Marcello Cantone ha scritto:Leone o Mastino, triangoli o monti, difficile a dirsi, la macchia tra i due triangoli è veramente un sole?
Prechè non ci mostri i particolari ingranditi e a maggiore risoluzione?
Nel resto del marmo esistono iscrizioni?
Perchè dovrebbe appartenere ad un canonico arcidiacono e vicario generale?
A milazzo nella base delle colonne del portale della chiesa del Carmine, ho intravisto (di sera e da lontano) uno stemma dove c'era un mare che sosteneva qualcosa, non credo che era la testa dei Proto, mi è parso di scorgere un cane, se sei del luogo dacci un'occhiata e mi fai sapere,
Caro Frà Eusanio, ho visto da vicino la lapide e posso escludere al 100% che in mezzo ai due triangoli ci sia un'altra figura (un sole o altro). Forse la nuova immagine che ho inviato al Sig. Cravarezza potrà chiarire meglio.

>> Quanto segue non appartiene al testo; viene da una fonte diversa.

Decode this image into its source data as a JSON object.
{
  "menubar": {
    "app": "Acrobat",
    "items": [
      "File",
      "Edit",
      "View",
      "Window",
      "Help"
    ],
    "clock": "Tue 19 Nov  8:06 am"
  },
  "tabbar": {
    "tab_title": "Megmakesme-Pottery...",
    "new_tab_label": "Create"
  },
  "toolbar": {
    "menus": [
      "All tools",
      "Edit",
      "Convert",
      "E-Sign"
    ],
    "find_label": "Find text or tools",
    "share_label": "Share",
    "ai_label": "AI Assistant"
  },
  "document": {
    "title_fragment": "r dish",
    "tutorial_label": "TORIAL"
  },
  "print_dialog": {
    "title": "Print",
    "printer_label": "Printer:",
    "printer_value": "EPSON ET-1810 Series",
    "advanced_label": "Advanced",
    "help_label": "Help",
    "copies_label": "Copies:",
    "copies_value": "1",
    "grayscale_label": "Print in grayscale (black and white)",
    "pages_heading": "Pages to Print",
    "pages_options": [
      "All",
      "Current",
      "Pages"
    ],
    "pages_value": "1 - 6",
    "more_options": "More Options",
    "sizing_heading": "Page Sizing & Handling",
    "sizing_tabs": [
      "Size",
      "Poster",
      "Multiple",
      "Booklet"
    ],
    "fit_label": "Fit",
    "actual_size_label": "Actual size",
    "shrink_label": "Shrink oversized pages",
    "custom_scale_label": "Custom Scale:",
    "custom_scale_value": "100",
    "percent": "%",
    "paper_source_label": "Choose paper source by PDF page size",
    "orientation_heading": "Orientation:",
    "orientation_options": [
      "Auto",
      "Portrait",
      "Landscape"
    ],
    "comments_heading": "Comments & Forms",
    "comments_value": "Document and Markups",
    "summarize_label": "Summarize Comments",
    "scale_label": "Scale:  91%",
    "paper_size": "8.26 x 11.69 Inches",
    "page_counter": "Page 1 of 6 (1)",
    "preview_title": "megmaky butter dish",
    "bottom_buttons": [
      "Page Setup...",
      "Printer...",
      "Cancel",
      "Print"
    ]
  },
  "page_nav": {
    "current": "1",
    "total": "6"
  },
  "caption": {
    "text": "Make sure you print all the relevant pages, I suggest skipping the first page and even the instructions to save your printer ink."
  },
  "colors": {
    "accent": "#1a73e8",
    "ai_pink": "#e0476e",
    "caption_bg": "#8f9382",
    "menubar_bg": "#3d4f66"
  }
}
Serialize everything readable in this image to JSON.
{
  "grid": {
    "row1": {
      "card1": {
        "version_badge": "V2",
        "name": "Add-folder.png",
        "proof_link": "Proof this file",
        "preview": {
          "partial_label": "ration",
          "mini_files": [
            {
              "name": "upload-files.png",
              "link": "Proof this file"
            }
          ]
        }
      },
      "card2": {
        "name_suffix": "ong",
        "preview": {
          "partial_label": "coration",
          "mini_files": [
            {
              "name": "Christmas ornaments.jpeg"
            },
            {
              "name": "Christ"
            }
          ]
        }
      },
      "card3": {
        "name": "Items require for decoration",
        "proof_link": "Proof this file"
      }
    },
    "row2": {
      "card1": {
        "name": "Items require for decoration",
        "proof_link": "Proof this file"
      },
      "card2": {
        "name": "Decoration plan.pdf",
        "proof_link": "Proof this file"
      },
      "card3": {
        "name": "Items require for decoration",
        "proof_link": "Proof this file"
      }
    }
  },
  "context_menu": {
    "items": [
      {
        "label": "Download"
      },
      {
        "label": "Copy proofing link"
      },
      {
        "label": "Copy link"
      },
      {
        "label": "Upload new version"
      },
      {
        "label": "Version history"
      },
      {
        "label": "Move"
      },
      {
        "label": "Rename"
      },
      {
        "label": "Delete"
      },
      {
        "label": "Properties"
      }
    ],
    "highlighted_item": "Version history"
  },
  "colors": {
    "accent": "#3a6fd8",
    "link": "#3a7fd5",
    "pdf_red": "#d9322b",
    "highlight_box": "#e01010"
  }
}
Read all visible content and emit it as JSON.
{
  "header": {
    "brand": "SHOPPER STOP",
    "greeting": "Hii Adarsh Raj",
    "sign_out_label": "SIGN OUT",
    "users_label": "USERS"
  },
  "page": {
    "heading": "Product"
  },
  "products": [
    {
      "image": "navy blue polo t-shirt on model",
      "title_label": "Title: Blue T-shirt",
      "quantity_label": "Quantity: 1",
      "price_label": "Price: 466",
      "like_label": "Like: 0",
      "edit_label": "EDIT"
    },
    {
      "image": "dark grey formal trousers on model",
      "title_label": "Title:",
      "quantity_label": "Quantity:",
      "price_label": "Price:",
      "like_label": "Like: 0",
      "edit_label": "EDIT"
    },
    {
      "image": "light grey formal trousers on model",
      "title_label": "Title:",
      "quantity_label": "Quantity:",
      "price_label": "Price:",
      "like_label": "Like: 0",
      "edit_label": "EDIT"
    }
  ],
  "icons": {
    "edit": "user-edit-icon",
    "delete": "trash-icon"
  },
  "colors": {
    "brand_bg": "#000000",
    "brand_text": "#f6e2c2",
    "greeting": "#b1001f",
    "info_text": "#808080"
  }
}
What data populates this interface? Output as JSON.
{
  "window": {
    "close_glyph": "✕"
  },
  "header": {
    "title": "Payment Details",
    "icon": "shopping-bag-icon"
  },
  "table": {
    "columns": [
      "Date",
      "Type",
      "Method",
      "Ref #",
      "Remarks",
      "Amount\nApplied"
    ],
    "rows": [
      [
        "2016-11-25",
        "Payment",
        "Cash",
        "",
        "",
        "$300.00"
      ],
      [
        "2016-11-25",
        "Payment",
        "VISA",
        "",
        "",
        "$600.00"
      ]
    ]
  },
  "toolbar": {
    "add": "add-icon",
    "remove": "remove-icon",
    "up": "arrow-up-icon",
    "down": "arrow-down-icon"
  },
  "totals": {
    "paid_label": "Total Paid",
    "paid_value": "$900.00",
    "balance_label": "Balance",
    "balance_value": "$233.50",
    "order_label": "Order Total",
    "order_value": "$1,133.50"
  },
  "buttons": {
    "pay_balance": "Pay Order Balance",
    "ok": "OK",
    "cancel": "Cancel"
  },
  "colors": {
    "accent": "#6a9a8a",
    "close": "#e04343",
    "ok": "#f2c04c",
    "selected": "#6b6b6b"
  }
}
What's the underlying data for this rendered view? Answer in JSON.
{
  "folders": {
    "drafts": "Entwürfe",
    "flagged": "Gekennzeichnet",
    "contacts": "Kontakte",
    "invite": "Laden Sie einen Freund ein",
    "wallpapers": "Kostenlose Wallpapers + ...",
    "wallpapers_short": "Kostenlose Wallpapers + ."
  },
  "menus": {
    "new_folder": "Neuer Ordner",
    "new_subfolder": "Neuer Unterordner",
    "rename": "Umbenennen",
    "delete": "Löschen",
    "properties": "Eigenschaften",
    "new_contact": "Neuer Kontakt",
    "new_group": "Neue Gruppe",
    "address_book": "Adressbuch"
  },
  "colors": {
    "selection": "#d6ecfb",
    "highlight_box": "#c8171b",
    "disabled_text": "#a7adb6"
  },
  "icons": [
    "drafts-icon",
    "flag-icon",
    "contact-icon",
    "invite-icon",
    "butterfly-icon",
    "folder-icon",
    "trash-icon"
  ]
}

Caro Marcello nel resto del marmo esisteva un'iscrizione ma è completamente abrasa e non si riesce a leggere più nulla.
Che sia un canonico arcidiacono e vicario generale è un'ipotesi. I vescovi-abati di S. Lucia hanno monumenti nei muri della Cattedrale. Per i semplici canonici era vietato avere delle sepolture personali. Per terra invece ci sono le lapidi di canonici che avevano dignità particolari. Infatti, a parte quella in questione, le altre tre esistenti appartengono al Canonico Arcidiacono D. Rajnero Rajneri vicario generale (+1761), al suo successore Can. Arc. Dott. D. Antonino Basile vicario generale (+1792) ed infine al Can. Dott. D. Simone Pulejo (+1789) consiglere ("Consult.") della Santa Inquisizione (e qualcos'altro, ma l'iscrizione è rovinata). Le lapidi di questi tre personaggi hanno gli stessi motivi decorativi, metre la lapide dell'ecclesiastico ignoto è diversa e sembrerebbe più antica.
Quanto prima cercherò di andare a Milazzo a dare un'occhiata nella Chiesa che mi hai indicato.